Un día descubrí un joven nuevo, al menos para mí. Me llamó la atención porque llevaba corbata y vestía de traje, lo que no era frecuente ni siquiera entre la gente mayor. Me llamó la atención por solidaridad, supongo, ya que yo también usaba traje y corbata.

En determinada estación bajó del tren.

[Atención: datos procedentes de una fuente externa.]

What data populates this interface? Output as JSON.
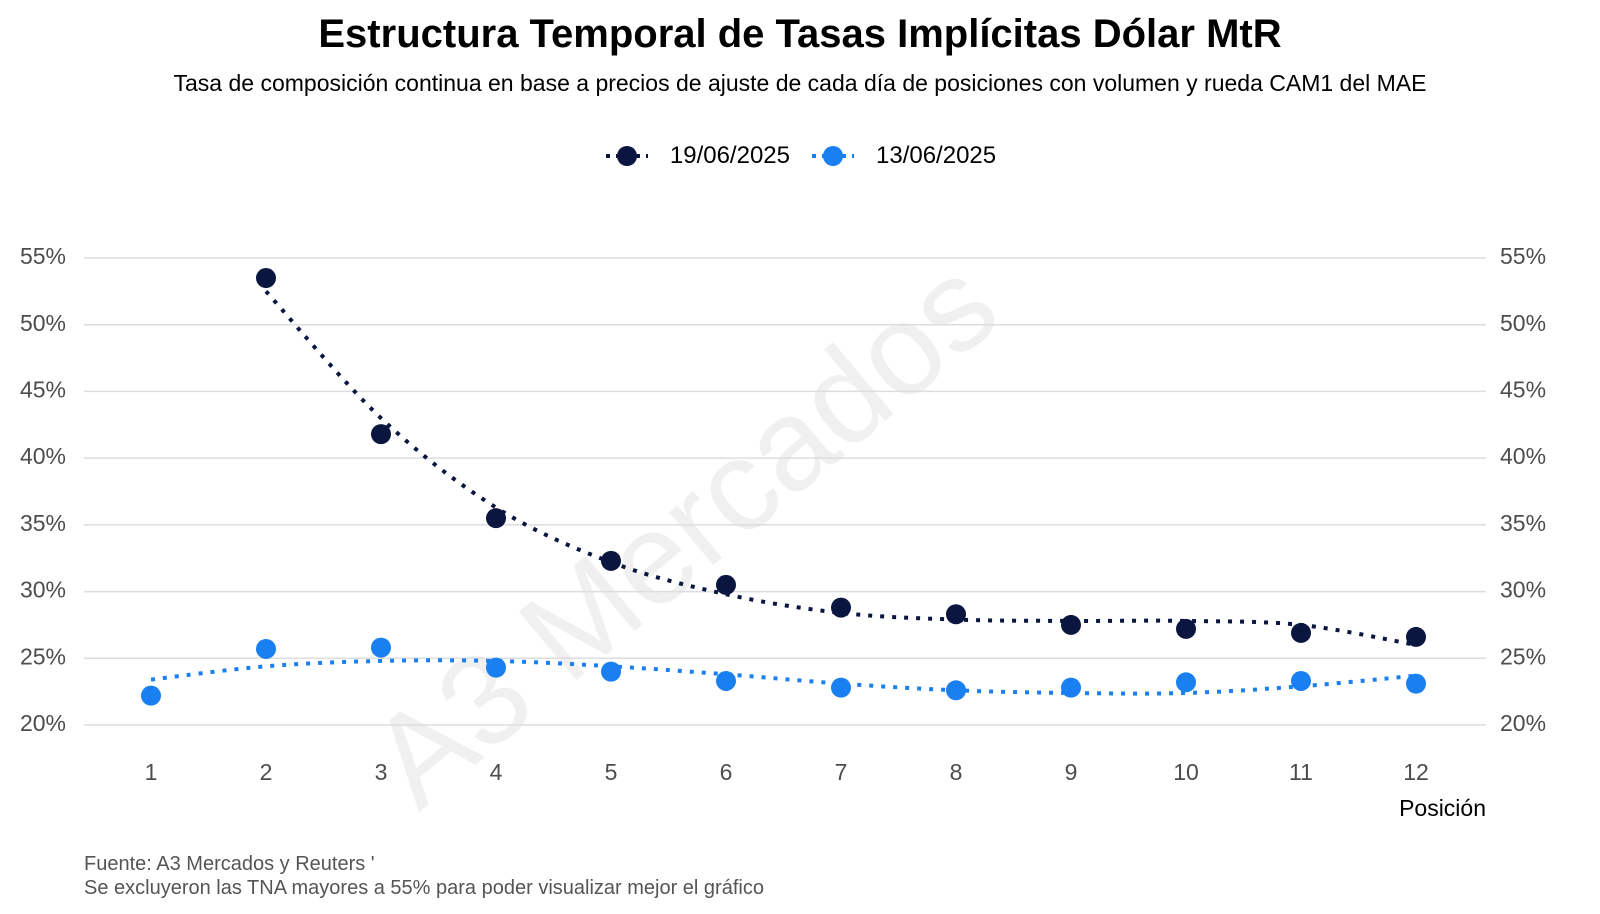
{
  "title": "Estructura Temporal de Tasas Implícitas Dólar MtR",
  "subtitle": "Tasa de composición continua en base a precios de ajuste de cada día de posiciones con volumen y rueda CAM1 del MAE",
  "watermark": "A3 Mercados",
  "footer": {
    "source": "Fuente: A3 Mercados y Reuters '",
    "note": "Se excluyeron las TNA mayores a 55% para poder visualizar mejor el gráfico"
  },
  "colors": {
    "series1": "#0a1640",
    "series2": "#1a7ff0",
    "grid": "#dddddd"
  },
  "chart_data": {
    "type": "scatter",
    "xlabel": "Posición",
    "ylabel": "",
    "x": [
      1,
      2,
      3,
      4,
      5,
      6,
      7,
      8,
      9,
      10,
      11,
      12
    ],
    "ylim": [
      20,
      55
    ],
    "yticks": [
      20,
      25,
      30,
      35,
      40,
      45,
      50,
      55
    ],
    "ytick_labels": [
      "20%",
      "25%",
      "30%",
      "35%",
      "40%",
      "45%",
      "50%",
      "55%"
    ],
    "dual_y_axis": true,
    "trend_lines": "dotted",
    "legend_position": "top",
    "grid": true,
    "series": [
      {
        "name": "19/06/2025",
        "color": "#0a1640",
        "values": [
          null,
          53.5,
          41.8,
          35.5,
          32.3,
          30.5,
          28.8,
          28.3,
          27.5,
          27.2,
          26.9,
          26.6
        ],
        "trend": [
          null,
          52.5,
          43.0,
          36.3,
          32.2,
          29.8,
          28.4,
          27.9,
          27.8,
          27.8,
          27.5,
          26.0
        ]
      },
      {
        "name": "13/06/2025",
        "color": "#1a7ff0",
        "values": [
          22.2,
          25.7,
          25.8,
          24.3,
          24.0,
          23.3,
          22.8,
          22.6,
          22.8,
          23.2,
          23.3,
          23.1
        ],
        "trend": [
          23.4,
          24.4,
          24.8,
          24.8,
          24.4,
          23.8,
          23.1,
          22.6,
          22.4,
          22.4,
          22.9,
          23.7
        ]
      }
    ]
  }
}
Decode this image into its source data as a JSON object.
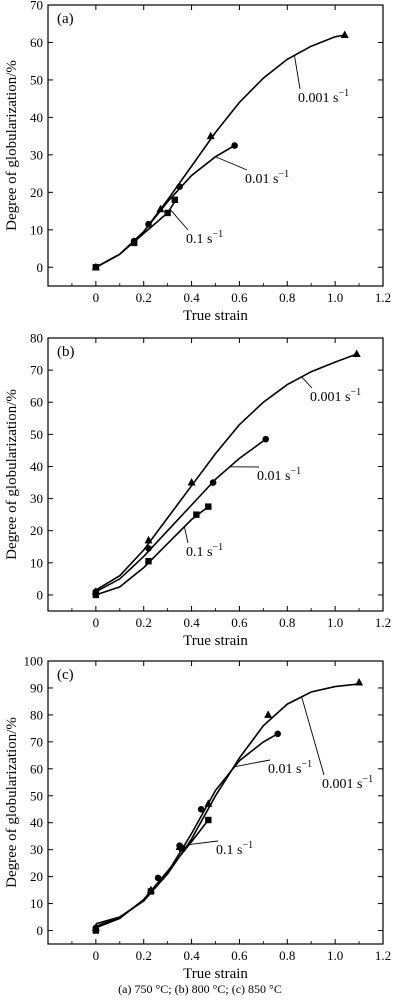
{
  "caption": "(a) 750 °C; (b) 800 °C; (c) 850 °C",
  "chart_data": [
    {
      "type": "line",
      "panel_label": "(a)",
      "xlabel": "True strain",
      "ylabel": "Degree of globularization/%",
      "xlim": [
        -0.2,
        1.2
      ],
      "ylim": [
        -5,
        70
      ],
      "xticks": [
        0,
        0.2,
        0.4,
        0.6,
        0.8,
        1.0,
        1.2
      ],
      "xtick_labels": [
        "0",
        "0.2",
        "0.4",
        "0.6",
        "0.8",
        "1.0",
        "1.2"
      ],
      "yticks": [
        0,
        10,
        20,
        30,
        40,
        50,
        60,
        70
      ],
      "ytick_labels": [
        "0",
        "10",
        "20",
        "30",
        "40",
        "50",
        "60",
        "70"
      ],
      "series": [
        {
          "name": "0.001 s⁻¹",
          "marker": "triangle",
          "x": [
            0,
            0.27,
            0.48,
            1.04
          ],
          "y": [
            0,
            15.5,
            35,
            62
          ],
          "curve_x": [
            0,
            0.1,
            0.2,
            0.3,
            0.4,
            0.5,
            0.6,
            0.7,
            0.8,
            0.9,
            1.0,
            1.04
          ],
          "curve_y": [
            0,
            3.5,
            9.5,
            18,
            27,
            36,
            44,
            50.5,
            55.5,
            59,
            61.5,
            62
          ]
        },
        {
          "name": "0.01 s⁻¹",
          "marker": "circle",
          "x": [
            0,
            0.16,
            0.22,
            0.35,
            0.58
          ],
          "y": [
            0,
            7,
            11.5,
            21.5,
            32.5
          ],
          "curve_x": [
            0,
            0.1,
            0.2,
            0.3,
            0.4,
            0.5,
            0.58
          ],
          "curve_y": [
            0,
            3.5,
            9.5,
            17.5,
            24.5,
            29.5,
            32.5
          ]
        },
        {
          "name": "0.1 s⁻¹",
          "marker": "square",
          "x": [
            0,
            0.16,
            0.3,
            0.33
          ],
          "y": [
            0,
            6.5,
            14.5,
            18
          ],
          "curve_x": [
            0,
            0.1,
            0.2,
            0.3,
            0.33
          ],
          "curve_y": [
            0,
            3.5,
            9,
            14.5,
            17.5
          ]
        }
      ],
      "annotations": [
        {
          "text": "0.001 s",
          "sup": "−1",
          "series": 0
        },
        {
          "text": "0.01 s",
          "sup": "−1",
          "series": 1
        },
        {
          "text": "0.1 s",
          "sup": "−1",
          "series": 2
        }
      ]
    },
    {
      "type": "line",
      "panel_label": "(b)",
      "xlabel": "True strain",
      "ylabel": "Degree of globularization/%",
      "xlim": [
        -0.2,
        1.2
      ],
      "ylim": [
        -5,
        80
      ],
      "xticks": [
        0,
        0.2,
        0.4,
        0.6,
        0.8,
        1.0,
        1.2
      ],
      "xtick_labels": [
        "0",
        "0.2",
        "0.4",
        "0.6",
        "0.8",
        "1.0",
        "1.2"
      ],
      "yticks": [
        0,
        10,
        20,
        30,
        40,
        50,
        60,
        70,
        80
      ],
      "ytick_labels": [
        "0",
        "10",
        "20",
        "30",
        "40",
        "50",
        "60",
        "70",
        "80"
      ],
      "series": [
        {
          "name": "0.001 s⁻¹",
          "marker": "triangle",
          "x": [
            0,
            0.22,
            0.4,
            1.09
          ],
          "y": [
            1,
            17,
            35,
            75
          ],
          "curve_x": [
            0,
            0.1,
            0.2,
            0.3,
            0.4,
            0.5,
            0.6,
            0.7,
            0.8,
            0.9,
            1.0,
            1.09
          ],
          "curve_y": [
            1.5,
            6,
            14,
            24,
            34,
            44,
            53,
            60,
            65.5,
            69.5,
            72.5,
            75
          ]
        },
        {
          "name": "0.01 s⁻¹",
          "marker": "circle",
          "x": [
            0,
            0.22,
            0.49,
            0.71
          ],
          "y": [
            1,
            14.5,
            35,
            48.5
          ],
          "curve_x": [
            0,
            0.1,
            0.2,
            0.3,
            0.4,
            0.5,
            0.6,
            0.71
          ],
          "curve_y": [
            1,
            5,
            12,
            20,
            28,
            36,
            42.5,
            48.5
          ]
        },
        {
          "name": "0.1 s⁻¹",
          "marker": "square",
          "x": [
            0,
            0.22,
            0.42,
            0.47
          ],
          "y": [
            0,
            10.5,
            25,
            27.5
          ],
          "curve_x": [
            0,
            0.1,
            0.2,
            0.3,
            0.4,
            0.47
          ],
          "curve_y": [
            0,
            2.5,
            8.5,
            16,
            23.5,
            27.5
          ]
        }
      ],
      "annotations": [
        {
          "text": "0.001 s",
          "sup": "−1",
          "series": 0
        },
        {
          "text": "0.01 s",
          "sup": "−1",
          "series": 1
        },
        {
          "text": "0.1 s",
          "sup": "−1",
          "series": 2
        }
      ]
    },
    {
      "type": "line",
      "panel_label": "(c)",
      "xlabel": "True strain",
      "ylabel": "Degree of globularization/%",
      "xlim": [
        -0.2,
        1.2
      ],
      "ylim": [
        -5,
        100
      ],
      "xticks": [
        0,
        0.2,
        0.4,
        0.6,
        0.8,
        1.0,
        1.2
      ],
      "xtick_labels": [
        "0",
        "0.2",
        "0.4",
        "0.6",
        "0.8",
        "1.0",
        "1.2"
      ],
      "yticks": [
        0,
        10,
        20,
        30,
        40,
        50,
        60,
        70,
        80,
        90,
        100
      ],
      "ytick_labels": [
        "0",
        "10",
        "20",
        "30",
        "40",
        "50",
        "60",
        "70",
        "80",
        "90",
        "100"
      ],
      "series": [
        {
          "name": "0.001 s⁻¹",
          "marker": "triangle",
          "x": [
            0,
            0.23,
            0.35,
            0.47,
            0.72,
            1.1
          ],
          "y": [
            1,
            15,
            31,
            47,
            80,
            92
          ],
          "curve_x": [
            0,
            0.1,
            0.2,
            0.3,
            0.4,
            0.5,
            0.6,
            0.7,
            0.8,
            0.9,
            1.0,
            1.1
          ],
          "curve_y": [
            2.5,
            5,
            11,
            21,
            34,
            50,
            64,
            76,
            84,
            88.5,
            90.5,
            91.5
          ]
        },
        {
          "name": "0.01 s⁻¹",
          "marker": "circle",
          "x": [
            0,
            0.26,
            0.35,
            0.44,
            0.76
          ],
          "y": [
            1,
            19.5,
            31.5,
            45,
            73
          ],
          "curve_x": [
            0,
            0.1,
            0.2,
            0.3,
            0.4,
            0.5,
            0.6,
            0.7,
            0.76
          ],
          "curve_y": [
            1.5,
            5,
            11,
            21.5,
            36,
            52,
            63,
            70,
            73
          ]
        },
        {
          "name": "0.1 s⁻¹",
          "marker": "square",
          "x": [
            0,
            0.23,
            0.36,
            0.47
          ],
          "y": [
            0,
            14.5,
            30.5,
            41
          ],
          "curve_x": [
            0,
            0.1,
            0.2,
            0.3,
            0.4,
            0.47
          ],
          "curve_y": [
            1,
            4.5,
            11.5,
            22,
            33,
            41
          ]
        }
      ],
      "annotations": [
        {
          "text": "0.001 s",
          "sup": "−1",
          "series": 0
        },
        {
          "text": "0.01 s",
          "sup": "−1",
          "series": 1
        },
        {
          "text": "0.1 s",
          "sup": "−1",
          "series": 2
        }
      ]
    }
  ]
}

Me dio tiempo a ver que abrazaba a una joven y que se besaban apasionadamente. Tan de mañana.

Durante bastantes días coincidí con el muchacho, y se repitió la escena del beso apasionada a la misma joven en la misma estación.

Un día él bajó del tren como siempre y no había nadie en el andén esperando.

Al día siguiente lo volví a ver en mi vagón y la escena se repitió. Bajó del tren y no había nadie esperando.

Hubo varios días más en que lo seguí viendo y en todos se quedó sólo en el andén de aquella estación.

Una sola vez volví a verlo después de aquello. Tenía la mirada más triste que yo haya visto nunca.